1. Arrays cannot be assigned.
2. A pointer cannot hold an array, it can only refer to an array. For the latter the pointer needs to get an array's address assigned.

Referring 1.

This

char temp[] = "hello";

isn't an assigment, but an initialisation.

This

char temp[];
temp[] = "hello";

would not compile (the 2nd line errors), as an array cannot be assigned.

Referring 2.

This

char* array[50];

defines an array of 50 pointers to char, it could reference 50 char-arrays, that is 50 C-"strings". It cannot hold the C-"strings" themselfs.

Example

Applying what is mentioned above to your code whould lead to for example the following:

#include <stdio.h>
#include <string.h>

void function(char* array[]);

int main(void)
{
  char* array[50];

  /* Make the 1st two elements point to valid memory. */
  array[0] = malloc(42); /* Real code shall test the outcome of malloc() 
                            as it might fail and very well return NULL! */
  array[1] = malloc(42); 
  function(array);
  printf("array string 0: %s\n",array[0]);
  printf("array string 1: %s\n",array[1]);

  return 0;
}


void function(char* array[])
{
  char temp[] = "hello";

  /* Copy the content of temp into the memory that was allocated to 
     the array's 1st memebrs in main(). */
  strcpy(array[0], temp);
  strcpy(array[1], temp);

  return;
} 

Answer 3

char temp[] = "hello"; only creates a local, temporary array inside the function. So when the function exists, the array will be destroyed.

But with array[0] = temp; you're making array[0] point to the local array temp.

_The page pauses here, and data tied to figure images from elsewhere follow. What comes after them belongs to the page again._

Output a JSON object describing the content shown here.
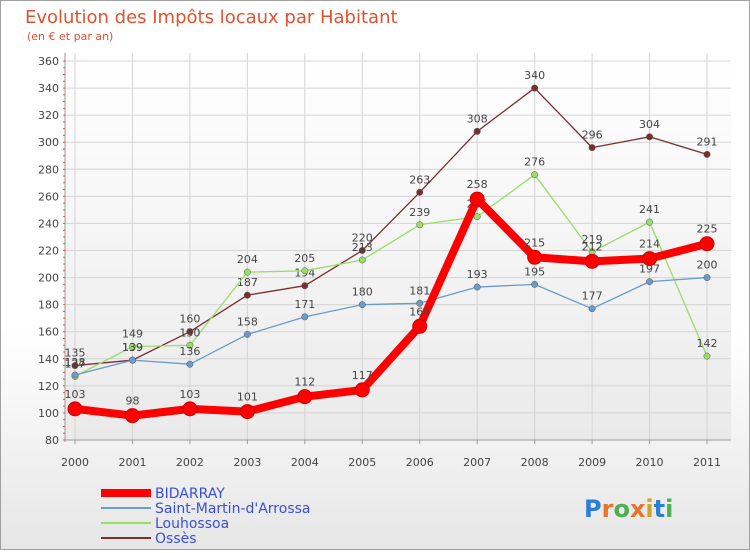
{
  "chart_data": {
    "type": "line",
    "title": "Evolution des Impôts locaux par Habitant",
    "subtitle": "(en € et par an)",
    "xlabel": "",
    "ylabel": "",
    "categories": [
      "2000",
      "2001",
      "2002",
      "2003",
      "2004",
      "2005",
      "2006",
      "2007",
      "2008",
      "2009",
      "2010",
      "2011"
    ],
    "ylim": [
      80,
      360
    ],
    "yticks": [
      "80",
      "100",
      "120",
      "140",
      "160",
      "180",
      "200",
      "220",
      "240",
      "260",
      "280",
      "300",
      "320",
      "340",
      "360"
    ],
    "grid": true,
    "legend_position": "bottom-left",
    "series": [
      {
        "name": "BIDARRAY",
        "color": "#ff0000",
        "values": [
          103,
          98,
          103,
          101,
          112,
          117,
          164,
          258,
          215,
          212,
          214,
          225
        ]
      },
      {
        "name": "Saint-Martin-d'Arrossa",
        "color": "#6a9bc9",
        "values": [
          128,
          139,
          136,
          158,
          171,
          180,
          181,
          193,
          195,
          177,
          197,
          200
        ]
      },
      {
        "name": "Louhossoa",
        "color": "#99dd66",
        "values": [
          127,
          149,
          150,
          204,
          205,
          213,
          239,
          245,
          276,
          219,
          241,
          142
        ]
      },
      {
        "name": "Ossès",
        "color": "#7a2e2e",
        "values": [
          135,
          139,
          160,
          187,
          194,
          220,
          263,
          308,
          340,
          296,
          304,
          291
        ]
      }
    ]
  },
  "logo": {
    "text": "Proxiti"
  }
}
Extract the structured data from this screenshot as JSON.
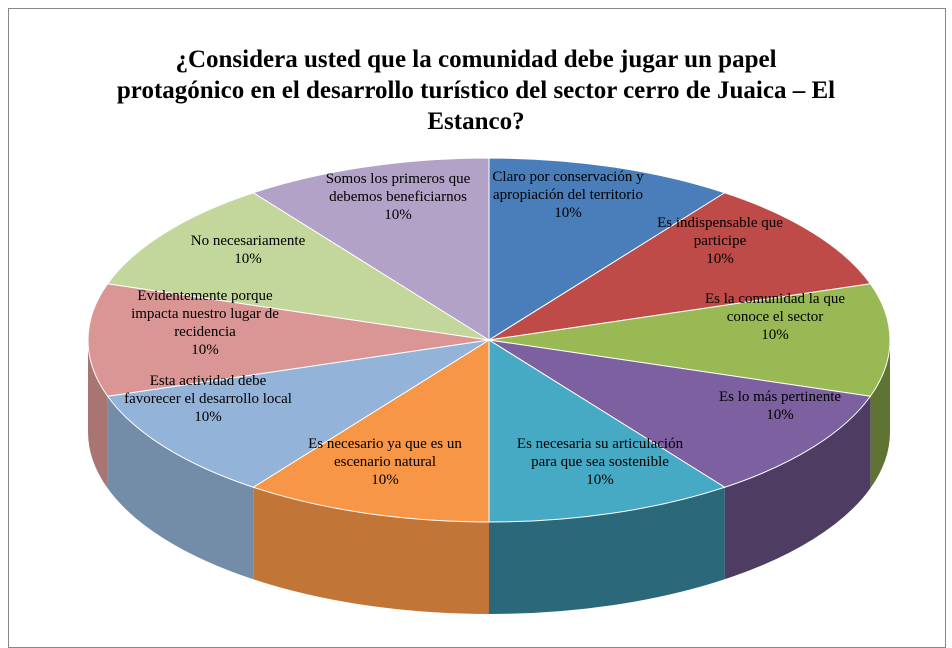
{
  "chart_data": {
    "type": "pie3d",
    "title": "¿Considera usted que la comunidad debe jugar un papel protagónico en el desarrollo turístico del sector cerro de Juaica – El Estanco?",
    "categories": [
      "Claro por conservación y apropiación del territorio",
      "Es indispensable que participe",
      "Es la comunidad la que conoce el sector",
      "Es lo más pertinente",
      "Es necesaria su articulación para que sea sostenible",
      "Es necesario ya que es un escenario natural",
      "Esta actividad debe favorecer el desarrollo local",
      "Evidentemente porque impacta nuestro lugar de recidencia",
      "No necesariamente",
      "Somos los primeros que debemos beneficiarnos"
    ],
    "values": [
      10,
      10,
      10,
      10,
      10,
      10,
      10,
      10,
      10,
      10
    ],
    "value_labels": [
      "10%",
      "10%",
      "10%",
      "10%",
      "10%",
      "10%",
      "10%",
      "10%",
      "10%",
      "10%"
    ],
    "colors": [
      "#4a7ebb",
      "#be4b48",
      "#98b954",
      "#7d60a0",
      "#46aac5",
      "#f79646",
      "#94b3d8",
      "#d99694",
      "#c3d69b",
      "#b3a2c7"
    ]
  }
}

After the function returns, temp doesn't exist anymore. So accessing array[0] which pointed to temp will cause undefined behavior.

---

You could simply make temp static, so it also exists outside the function:

static char temp[] = "hello";

Or, you could copy the "hello" string to array[0] and array[1]. For copying C-strings, you normally use strcpy.

char temp[] = "hello";
strcpy(array[0], temp);
strcpy(array[1], temp);

However, before copying you need to make sure array[0] and array[1] point to memory that has enough space to hold all characters of "hello", including the terminating null character. So you have to do something like this before calling strcpy:

array[0] = malloc(6); 
array[1] = malloc(6);

(6 is the minimum numbers of characters that can hold "hello".)